5h, le réveil sonne et j'ai l'impression que je viens à peine de m'endormir. J'ai les oreilles qui bourdonnent et la tête lourde.
La séparation est pénible parce que je sens toujours des adieux tapis sous un simple aurevoir. Du coup je bâcle un peu...
Il pleut depuis la veille au soir. il y a eu le tonnerre et les éclairs, c'était beau. Maintenant c'est une pluie banale et lourde qui tombe droit, sans interruption.
6h, nous prenons la route dans un épais brouillard qui s'ajoute à la nuit, qui elle même s'ajoute à la route rendue inhospitalière par l'ambiance de fin du monde.
On ne voit rien à 10 m devant nous. On se tortille dans les épingles à l'aveuglette et je serre mes mains l'une contre l'autre, je respire mal mais j'ai confiance.
J'avais pas anticipé que la route puisse être si mauvaise dans le col de Sorba. Et puis le jour se lève, la brume aussi, nous entamons la descente et mes mains lâchent la pression.
Au deuxième col j'ai un peu la gerbe mais nous arrivons à temps.
On se quitte assez vite, j'aime pas trop ça les séparations dans les aéroports, les gares et tout. Toujours pour cette histoire des adieux qui ne sont jamais loin. J'ai toujours peur des dernières fois, surtout en ce moment où le niveau d'angoisse dépasse l'entendement. Je regarde jusqu'au bout, jusqu'à la dernière seconde les silhouettes disparaître.
J'achète un café dégueulasse et un pain au chocolat trop gras. Je reconnais le visage du couple qui était à mes côtés dans le vol aller. J'envie un peu leurs belles couleurs moi qui suis restée blanche comme une endive.
Je regarde un gay lire une biographie du pape François en croquant dans mon pain au chocolat comme on se met du gloss et je le juge.
Dans l'avion, ça mastique nerveusement des chewing gum, ça sent le fromage et ça me dégoûte. J'imagine dans les valises, les fromages à moitié vivants rapportés pour faire goûter aux potes et je pense que ça se voit sur mon visage que je suis pas tellement fan de l'idée.
J'ai le cafard quand je boucle ma ceinture. Une fille me demande si je voyage seule, si je veux bien prendre le hublot pour qu'elle soit à côté de sa copine.
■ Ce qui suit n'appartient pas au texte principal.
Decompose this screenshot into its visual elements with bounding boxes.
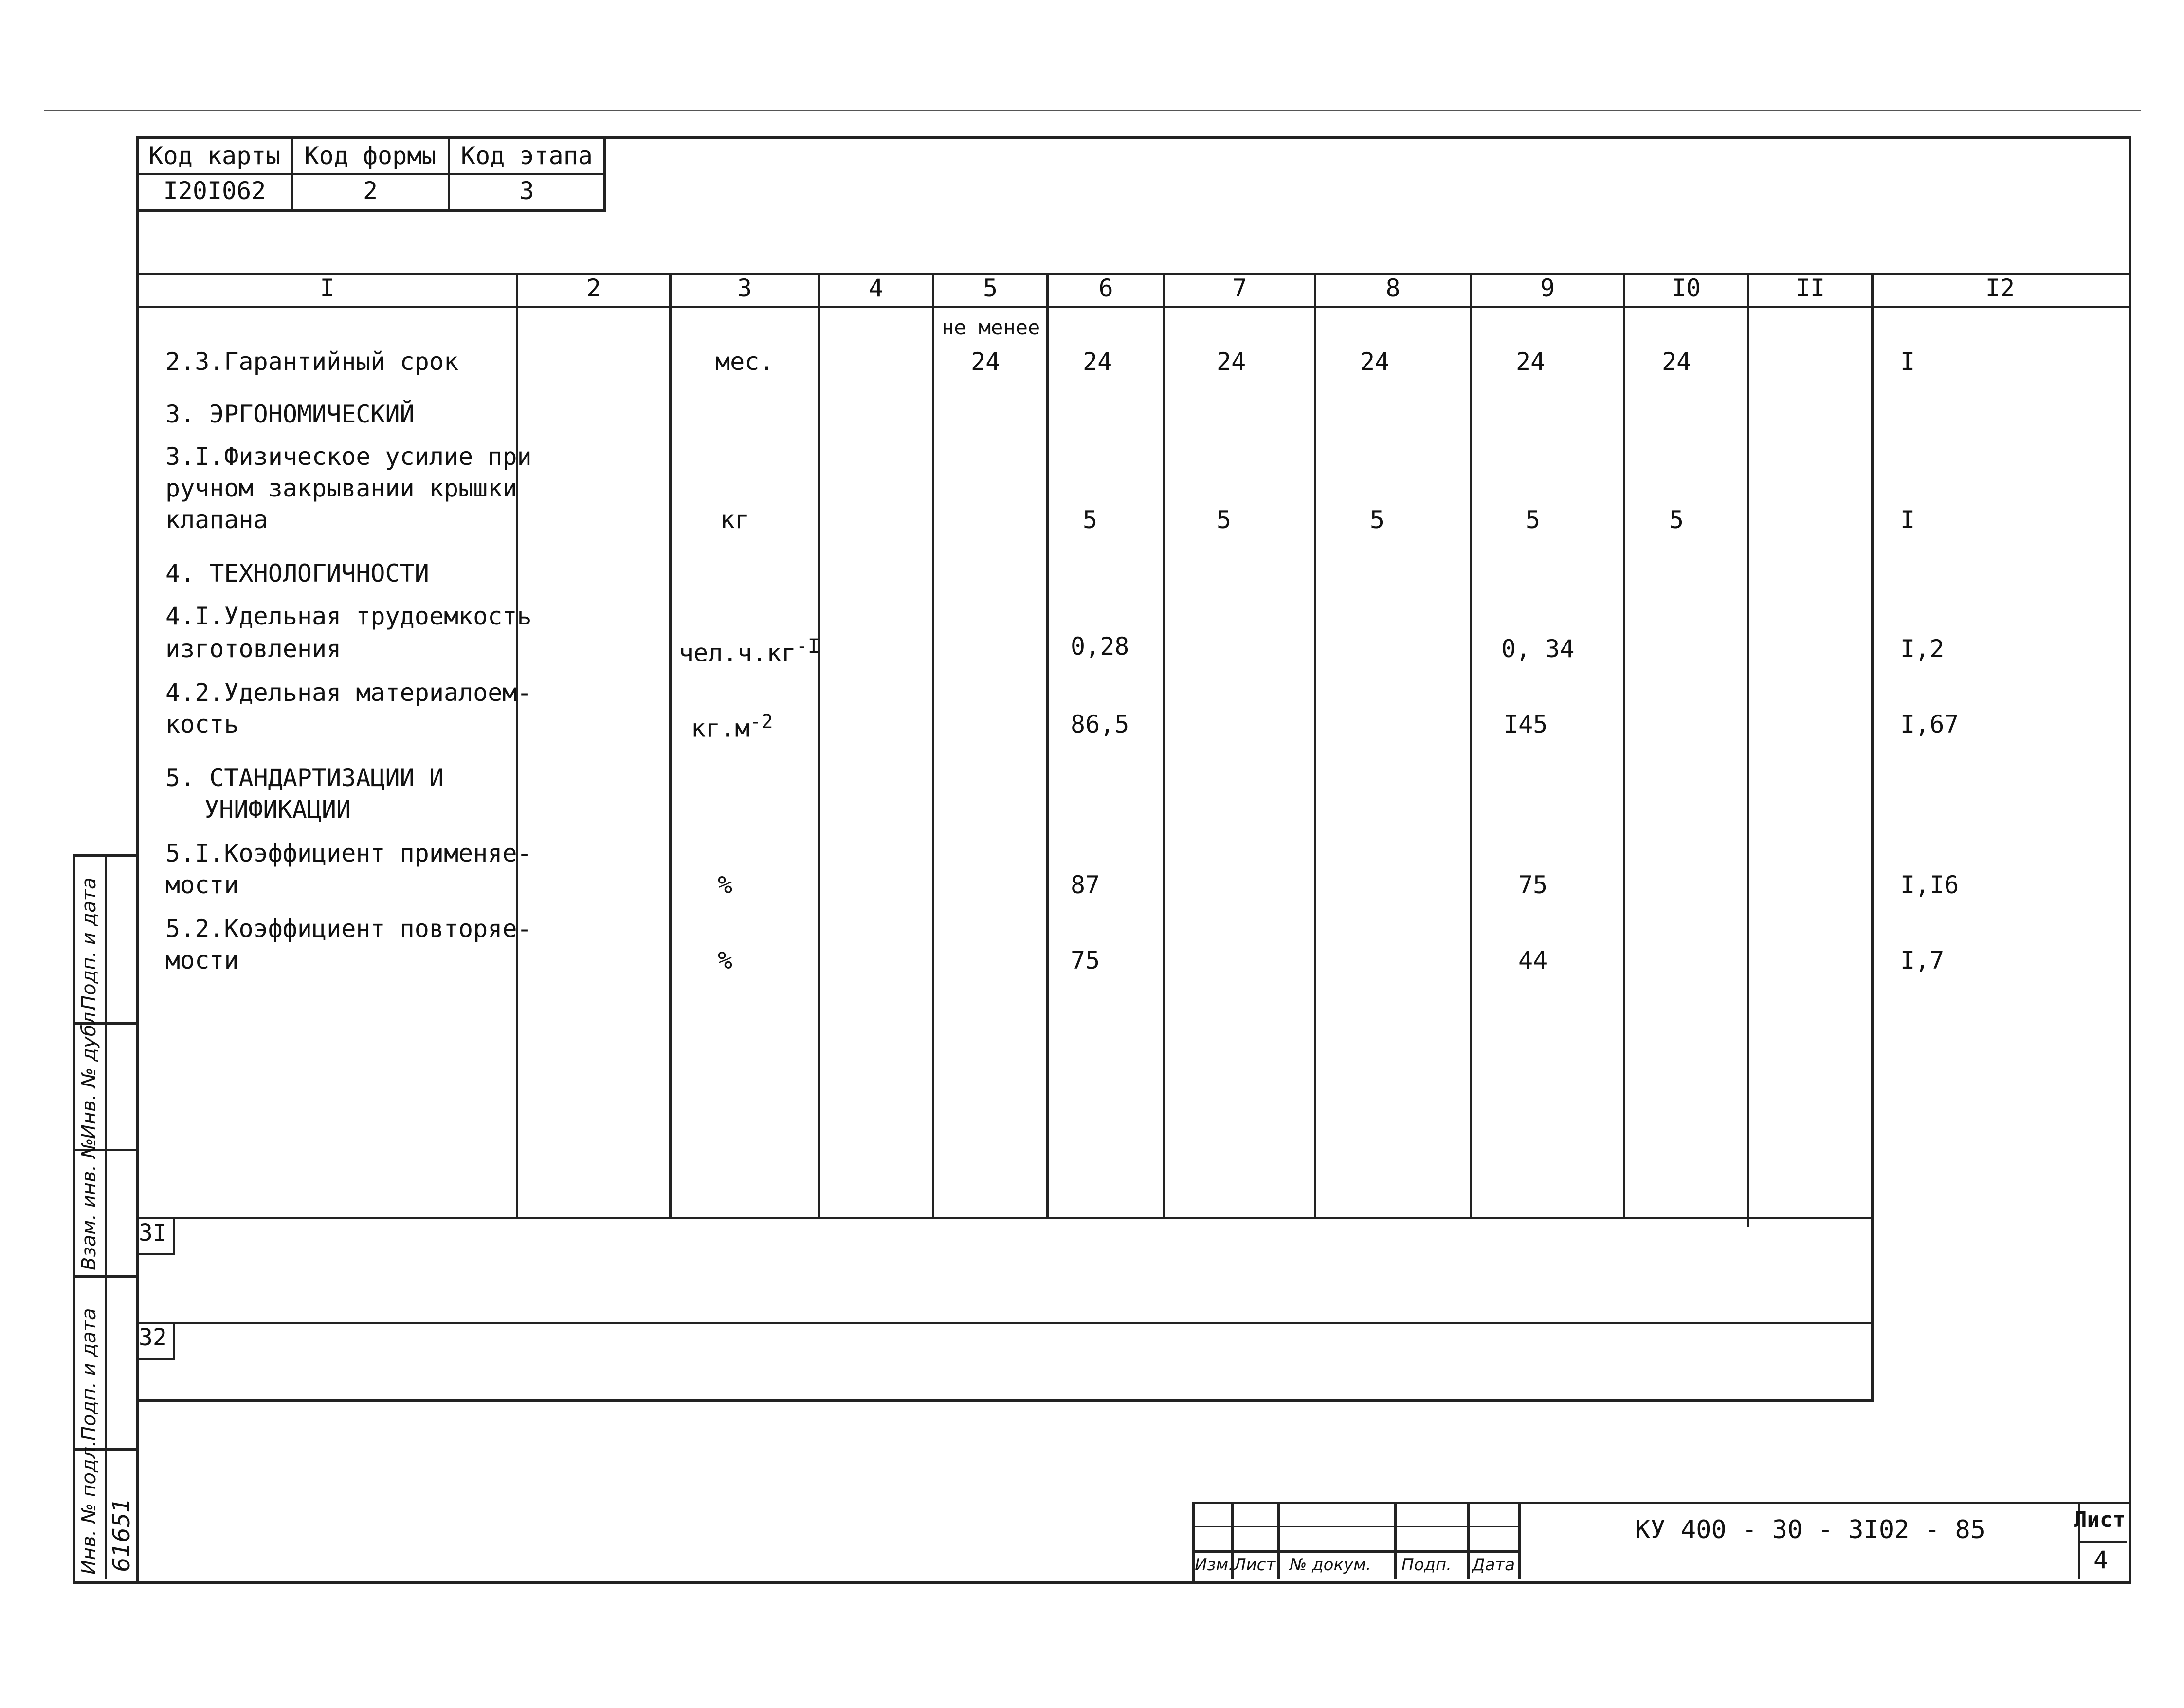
col-header-11: II	[1795, 274, 1825, 302]
col-header-1: I	[320, 274, 335, 302]
unit-exponent: -2	[749, 711, 773, 733]
document-code: КУ 400 - 30 - 3I02 - 85	[1635, 1515, 1986, 1544]
value-cell: I45	[1504, 710, 1548, 738]
side-stamp-orig-inv: Инв. № подл.	[78, 1440, 100, 1575]
value-cell: 24	[1360, 348, 1390, 376]
value-cell: 5	[1217, 506, 1232, 534]
table-bottom-line	[136, 1217, 1874, 1219]
value-cell: 5	[1669, 506, 1684, 534]
row-label: клапана	[165, 506, 268, 534]
row-label: 2.3.Гарантийный срок	[165, 348, 459, 376]
note-cell: не менее	[942, 315, 1040, 339]
title-col-change: Изм.	[1195, 1555, 1234, 1575]
col-header-9: 9	[1540, 274, 1555, 302]
unit-cell: кг	[720, 506, 750, 534]
value-cell: I	[1900, 506, 1915, 534]
unit-cell: %	[718, 946, 733, 974]
value-cell: 5	[1370, 506, 1385, 534]
side-stamp-dup-inv: Инв. № дубл.	[78, 1006, 100, 1139]
sheet-number: 4	[2093, 1546, 2109, 1574]
row-label: кость	[165, 710, 239, 738]
unit-exponent: -I	[796, 635, 819, 658]
row-label: ручном закрывании крышки	[165, 474, 517, 502]
footer-box-32-label: 32	[139, 1324, 167, 1351]
value-cell: 24	[1217, 348, 1246, 376]
section-heading: 5. СТАНДАРТИЗАЦИИ И	[165, 764, 444, 792]
col-header-6: 6	[1098, 274, 1113, 302]
value-cell: 86,5	[1071, 710, 1129, 738]
row-label: мости	[165, 946, 239, 974]
code-value-form: 2	[363, 177, 378, 205]
value-cell: 24	[971, 348, 1001, 376]
scan-top-line	[44, 110, 2141, 111]
footer-box-31-label: 3I	[139, 1219, 167, 1247]
col-header-5: 5	[983, 274, 998, 302]
value-cell: I	[1900, 348, 1915, 376]
col-header-4: 4	[868, 274, 884, 302]
col-header-8: 8	[1385, 274, 1401, 302]
row-label: 5.I.Коэффициент применяе-	[165, 839, 532, 867]
row-label: 4.I.Удельная трудоемкость	[165, 602, 532, 630]
col-header-2: 2	[586, 274, 601, 302]
value-cell: 44	[1518, 946, 1548, 974]
value-cell: I,I6	[1900, 871, 1959, 899]
section-heading: 4. ТЕХНОЛОГИЧНОСТИ	[165, 559, 429, 588]
value-cell: 5	[1083, 506, 1098, 534]
col-header-7: 7	[1232, 274, 1247, 302]
value-cell: 75	[1518, 871, 1548, 899]
section-heading: 3. ЭРГОНОМИЧЕСКИЙ	[165, 400, 415, 428]
row-label: мости	[165, 871, 239, 899]
code-label-stage: Код этапа	[461, 142, 593, 170]
value-cell: 75	[1071, 946, 1100, 974]
value-cell: 5	[1526, 506, 1541, 534]
sheet-label: Лист	[2074, 1507, 2126, 1532]
value-cell: 0,28	[1071, 632, 1129, 661]
unit-cell: %	[718, 871, 733, 899]
value-cell: 24	[1083, 348, 1112, 376]
title-col-sign: Подп.	[1401, 1555, 1452, 1575]
col-header-3: 3	[737, 274, 752, 302]
row-label: 5.2.Коэффициент повторяе-	[165, 915, 532, 943]
value-cell: 24	[1516, 348, 1546, 376]
title-col-date: Дата	[1472, 1555, 1515, 1575]
unit-cell: мес.	[715, 348, 774, 376]
side-stamp-replace-inv: Взам. инв. №	[78, 1138, 100, 1270]
col-header-12: I2	[1985, 274, 2015, 302]
col-header-bottom	[136, 306, 2129, 308]
side-stamp-sign-date: Подп. и дата	[78, 877, 100, 1010]
section-heading: УНИФИКАЦИИ	[204, 795, 351, 824]
col-header-10: I0	[1671, 274, 1701, 302]
title-col-docnum: № докум.	[1290, 1555, 1371, 1575]
code-label-card: Код карты	[148, 142, 281, 170]
value-cell: 87	[1071, 871, 1100, 899]
unit-cell: $кг.м^{-2}$	[691, 711, 773, 743]
side-stamp-sign-date-2: Подп. и дата	[78, 1308, 100, 1441]
code-value-stage: 3	[519, 177, 534, 205]
unit-cell: $чел.ч.кг^{-I}$	[679, 635, 819, 667]
value-cell: I,7	[1900, 946, 1945, 974]
value-cell: I,2	[1900, 635, 1945, 663]
row-label: 3.I.Физическое усилие при	[165, 442, 532, 471]
title-col-sheet: Лист	[1234, 1555, 1276, 1575]
row-label: изготовления	[165, 635, 342, 663]
value-cell: I,67	[1900, 710, 1959, 738]
value-cell: 0, 34	[1501, 635, 1575, 663]
code-label-form: Код формы	[304, 142, 437, 170]
value-cell: 24	[1662, 348, 1692, 376]
row-label: 4.2.Удельная материалоем-	[165, 679, 532, 707]
code-value-card: I20I062	[163, 177, 266, 205]
inv-number: 61651	[108, 1498, 135, 1572]
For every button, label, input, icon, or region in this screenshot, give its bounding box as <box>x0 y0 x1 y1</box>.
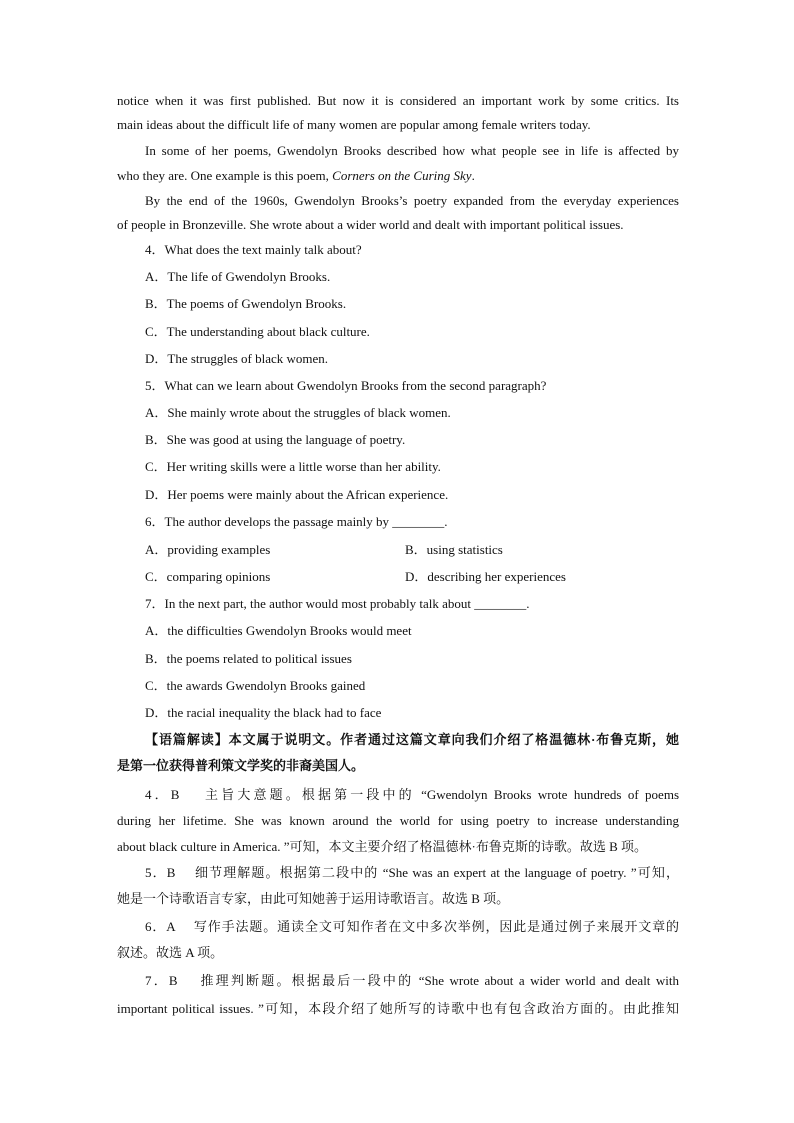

Je dis oui, bien sûr, oui. Le hublot de toutes façons, c'est mieux pour pleurer. Je lui tend un sourire trempé, elle me rend un sourire gênée. Je me dis : T'es conne franchement, elle a rien demandé.
Quand l'avion décolle un gosse sur les genoux de son père me donne des coups de pieds dans la cuisse. Le père me dit : on va le canaliser. J'ai surtout envie que la mère de l'enfant se canalise parce qu'elle a un rire intense et ininterrompu qui me tape sur les nerfs. Le gosse boit du sirop d'anis dans un biberon, pitié, arrêtons ce loto des odeurs.
J'ai de la peine et j'ai le démon.
Pendant tout le vol j'essaie de déterminer ce qui est le plus embarrassant dans ce moment : Le rire de la meuf, la pastis du gosse, mes larmes désinhibées, le fromage qui daube.
Mais je crois que, finalement, c'est ce mec qui lit une biographie du pape François.